Não tenho como assegurar que, se votações para a aprovação de ministros do Supremo fossem nominais e abertas, o desfecho teria sido outro, mas suspeito que sim. Entre os 42 senadores que disseram não a Messias, deve haver pelo menos alguns com sólidos interesses no Executivo ou turvas pendências com o Judiciário que teriam agido de outra forma se tivessem de se manifestar sem a proteção do anonimato. A blindagem contra pressões políticas e retaliações é, aliás, a razão alegada para que a Câmara e o Senado mantenham algumas votações sigilosas. Mas será que elas se justificam?
A votação secreta confere aos parlamentares uma espécie de invisibilidade. É impossível aqui não recordar do mito grego do anel de Giges. Numa das versões, Giges era um pastor da Lídia que um dia encontrou um anel mágico que o tornava invisível. Assim, foi ao palácio real, seduziu a rainha, matou o rei e se apoderou do trono. Para Platão, o anel significa a capacidade de cometer injustiças com a certeza de não ser punido.
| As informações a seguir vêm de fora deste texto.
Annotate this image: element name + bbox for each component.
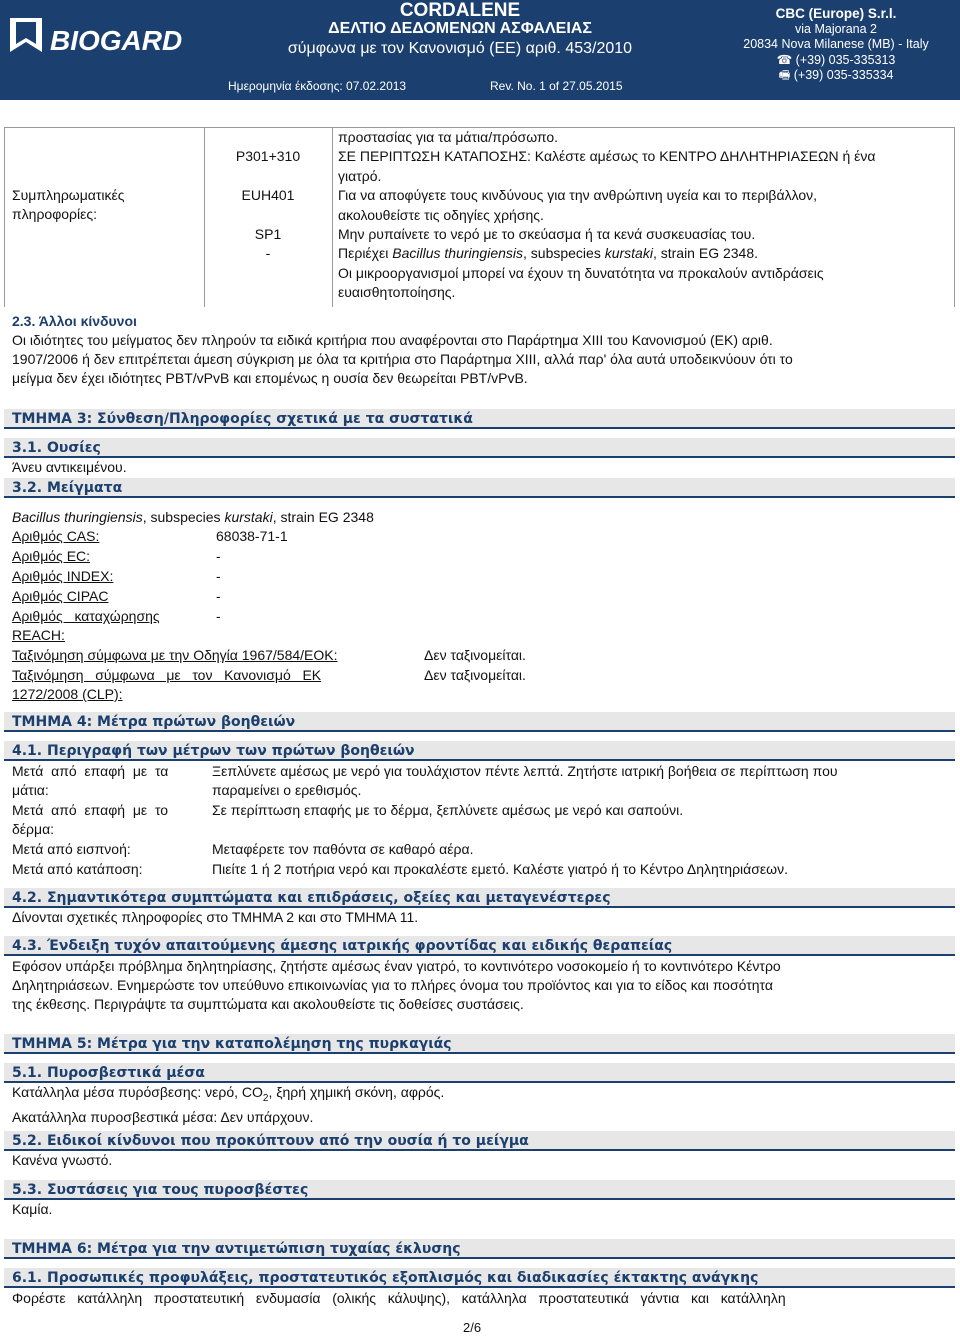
- section-3-1-title: 3.1. Ουσίες: [4, 438, 955, 458]
- substance-name: Bacillus thuringiensis, subspecies kurstaki, strain EG 2348: [12, 509, 374, 525]
- statement-text: Μην ρυπαίνετε το νερό με το σκεύασμα ή τα κενά συσκευασίας του.: [338, 226, 756, 242]
- statement-text: ΣΕ ΠΕΡΙΠΤΩΣΗ ΚΑΤΑΠΟΣΗΣ: Καλέστε αμέσως το ΚΕΝΤΡΟ ΔΗΛΗΤΗΡΙΑΣΕΩΝ ή ένα: [338, 148, 876, 165]
- statement-text: Για να αποφύγετε τους κινδύνους για την ανθρώπινη υγεία και το περιβάλλον,: [338, 187, 818, 204]
- section-3-1-text: Άνευ αντικειμένου.: [12, 459, 127, 475]
- section-5-3-text: Καμία.: [12, 1201, 53, 1217]
- classification-directive-value: Δεν ταξινομείται.: [424, 647, 526, 663]
- index-label: Αριθμός INDEX:: [12, 568, 114, 584]
- section-4-1-title: 4.1. Περιγραφή των μέτρων των πρώτων βοηθειών: [4, 741, 955, 761]
- company-fax: 🖷 (+39) 035-335334: [778, 68, 894, 82]
- company-city: 20834 Nova Milanese (MB) - Italy: [743, 37, 929, 51]
- section-3-heading: ΤΜΗΜΑ 3: Σύνθεση/Πληροφορίες σχετικά με τα συστατικά: [4, 409, 955, 429]
- table-divider: [332, 127, 333, 307]
- section-4-2-text: Δίνονται σχετικές πληροφορίες στο ΤΜΗΜΑ 2 και στο ΤΜΗΜΑ 11.: [12, 909, 419, 925]
- section-6-1-text: Φορέστε κατάλληλη προστατευτική ενδυμασία (ολικής κάλυψης), κατάλληλα προστατευτικά γάντια και κατάλληλη: [12, 1290, 786, 1306]
- section-2-3-title: 2.3. Άλλοι κίνδυνοι: [12, 313, 137, 329]
- inhalation-label: Μετά από εισπνοή:: [12, 841, 131, 857]
- index-value: -: [216, 568, 221, 584]
- statement-text: Περιέχει Bacillus thuringiensis, subspecies kurstaki, strain EG 2348.: [338, 245, 759, 262]
- statement-text: προστασίας για τα μάτια/πρόσωπο.: [338, 129, 559, 145]
- skin-contact-label: Μετά από επαφή με το δέρμα:: [12, 802, 169, 837]
- cipac-value: -: [216, 588, 221, 604]
- statement-code: P301+310: [235, 148, 301, 165]
- classification-clp-label: Ταξινόμηση σύμφωνα με τον Κανονισμό ΕΚ 1272/2008 (CLP):: [12, 667, 322, 702]
- ingestion-text: Πιείτε 1 ή 2 ποτήρια νερό και προκαλέστε εμετό. Καλέστε γιατρό ή το Κέντρο Δηλητηριάσεων.: [212, 861, 788, 877]
- eye-contact-text: Ξεπλύνετε αμέσως με νερό για τουλάχιστον πέντε λεπτά. Ζητήστε ιατρική βοήθεια σε περίπτωση που παραμείνει ο ερεθισμός.: [212, 763, 838, 798]
- ec-label: Αριθμός EC:: [12, 548, 91, 564]
- section-3-2-title: 3.2. Μείγματα: [4, 478, 955, 498]
- eye-contact-label: Μετά από επαφή με τα μάτια:: [12, 763, 169, 798]
- cas-label: Αριθμός CAS:: [12, 528, 100, 544]
- section-5-3-title: 5.3. Συστάσεις για τους πυροσβέστες: [4, 1180, 955, 1200]
- document-header: [0, 0, 960, 100]
- biogard-logo: [6, 12, 216, 58]
- company-street: via Majorana 2: [795, 21, 877, 36]
- reach-value: -: [216, 608, 221, 624]
- section-5-1-text: Κατάλληλα μέσα πυρόσβεσης: νερό, $CO_2$, ξηρή χημική σκόνη, αφρός. Ακατάλληλα πυροσβεστικά μέσα: Δεν υπάρχουν.: [12, 1084, 445, 1125]
- document-title: ΔΕΛΤΙΟ ΔΕΔΟΜΕΝΩΝ ΑΣΦΑΛΕΙΑΣ: [328, 20, 592, 37]
- statement-code: EUH401: [241, 187, 295, 204]
- ingestion-label: Μετά από κατάποση:: [12, 861, 143, 877]
- statement-code: SP1: [254, 226, 282, 242]
- statement-text: γιατρό.: [338, 167, 382, 184]
- statement-code: -: [265, 245, 271, 262]
- regulation-ref: σύμφωνα με τον Κανονισμό (ΕΕ) αριθ. 453/2010: [287, 40, 633, 57]
- company-phone: ☎ (+39) 035-335313: [776, 52, 896, 67]
- section-6-1-title: 6.1. Προσωπικές προφυλάξεις, προστατευτικός εξοπλισμός και διαδικασίες έκτακτης ανάγκης: [4, 1268, 955, 1288]
- section-4-2-title: 4.2. Σημαντικότερα συμπτώματα και επιδράσεις, οξείες και μεταγενέστερες: [4, 888, 955, 908]
- fax-icon: 🖷: [778, 68, 794, 82]
- cipac-label: Αριθμός CIPAC: [12, 588, 109, 604]
- statement-text: ακολουθείστε τις οδηγίες χρήσης.: [338, 206, 544, 223]
- product-name: CORDALENE: [399, 0, 521, 21]
- section-5-2-title: 5.2. Ειδικοί κίνδυνοι που προκύπτουν από την ουσία ή το μείγμα: [4, 1131, 955, 1151]
- company-name: CBC (Europe) S.r.l.: [775, 6, 897, 21]
- company-info: [716, 6, 956, 84]
- page-number: 2/6: [463, 1320, 482, 1335]
- statement-text: ευαισθητοποίησης.: [338, 284, 456, 301]
- skin-contact-text: Σε περίπτωση επαφής με το δέρμα, ξεπλύνετε αμέσως με νερό και σαπούνι.: [212, 802, 684, 818]
- statement-text: Οι μικροοργανισμοί μπορεί να έχουν τη δυνατότητα να προκαλούν αντιδράσεις: [338, 264, 824, 281]
- table-divider: [204, 127, 205, 307]
- issue-date: Ημερομηνία έκδοσης: 07.02.2013: [228, 79, 407, 93]
- section-5-2-text: Κανένα γνωστό.: [12, 1152, 113, 1168]
- supplementary-label: Συμπληρωματικές πληροφορίες:: [12, 187, 125, 222]
- ec-value: -: [216, 548, 221, 564]
- phone-icon: ☎: [776, 52, 796, 67]
- section-6-heading: ΤΜΗΜΑ 6: Μέτρα για την αντιμετώπιση τυχαίας έκλυσης: [4, 1239, 955, 1259]
- section-5-1-title: 5.1. Πυροσβεστικά μέσα: [4, 1063, 955, 1083]
- classification-directive-label: Ταξινόμηση σύμφωνα με την Οδηγία 1967/584/ΕΟΚ:: [12, 647, 338, 663]
- section-2-3-text: Οι ιδιότητες του μείγματος δεν πληρούν τα ειδικά κριτήρια που αναφέρονται στο Παράρτημα XIII του Κανονισμού (ΕΚ) αριθ. 1907/2006 ή δεν επιτρέπεται άμεση σύγκριση με όλα τα κριτήρια στο Παράρτημα XIII, αλλά παρ' όλα αυτά υποδεικνύουν ότι το μείγμα δεν έχει ιδιότητες PBT/vPvB και επομένως η ουσία δεν θεωρείται PBT/vPvB.: [12, 332, 793, 386]
- section-4-3-text: Εφόσον υπάρξει πρόβλημα δηλητηρίασης, ζητήστε αμέσως έναν γιατρό, το κοντινότερο νοσοκομείο ή το κοντινότερο Κέντρο Δηλητηριάσεων. Ενημερώστε τον υπεύθυνο επικοινωνίας για το πλήρες όνομα του προϊόντος και για το είδος και ποσότητα της έκθεσης. Περιγράψτε τα συμπτώματα και ακολουθείστε τις δοθείσες συστάσεις.: [12, 958, 781, 1012]
- brand-name: BIOGARD: [50, 25, 183, 56]
- section-4-heading: ΤΜΗΜΑ 4: Μέτρα πρώτων βοηθειών: [4, 712, 955, 732]
- section-4-3-title: 4.3. Ένδειξη τυχόν απαιτούμενης άμεσης ιατρικής φροντίδας και ειδικής θεραπείας: [4, 936, 955, 956]
- classification-clp-value: Δεν ταξινομείται.: [424, 667, 526, 683]
- reach-label: Αριθμός καταχώρησης REACH:: [12, 608, 160, 643]
- inhalation-text: Μεταφέρετε τον παθόντα σε καθαρό αέρα.: [212, 841, 474, 857]
- section-5-heading: ΤΜΗΜΑ 5: Μέτρα για την καταπολέμηση της πυρκαγιάς: [4, 1034, 955, 1054]
- header-center: [220, 0, 700, 58]
- cas-value: 68038-71-1: [216, 528, 288, 544]
- revision-number: Rev. No. 1 of 27.05.2015: [490, 79, 623, 93]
É um tema que enseja fascinantes reflexões éticas, psicológicas e filosóficas. Sugiro vivamente o livro "O Anel de Giges", de meu amigo Eduardo Giannetti, que esgota e amplia o assunto.
Voltando ao Senado, até entendo a ideia de promover o segredo para tentar reforçar a independência de congressistas. Entendo, mas não compactuo. Creio que o sigilo no Parlamento perverte a ideia central da democracia representativa. Se não sei como meu parlamentar vota, não tenho como decidir se ele está me representando bem. Antes de deverem satisfações a suas consciências, deputados e senadores as devem ao eleitor.
No mais, se o político não tem a coragem de contrapor-se ao presidente ou de dizer o que pensa sobre um juiz, deveria procurar outra profissão.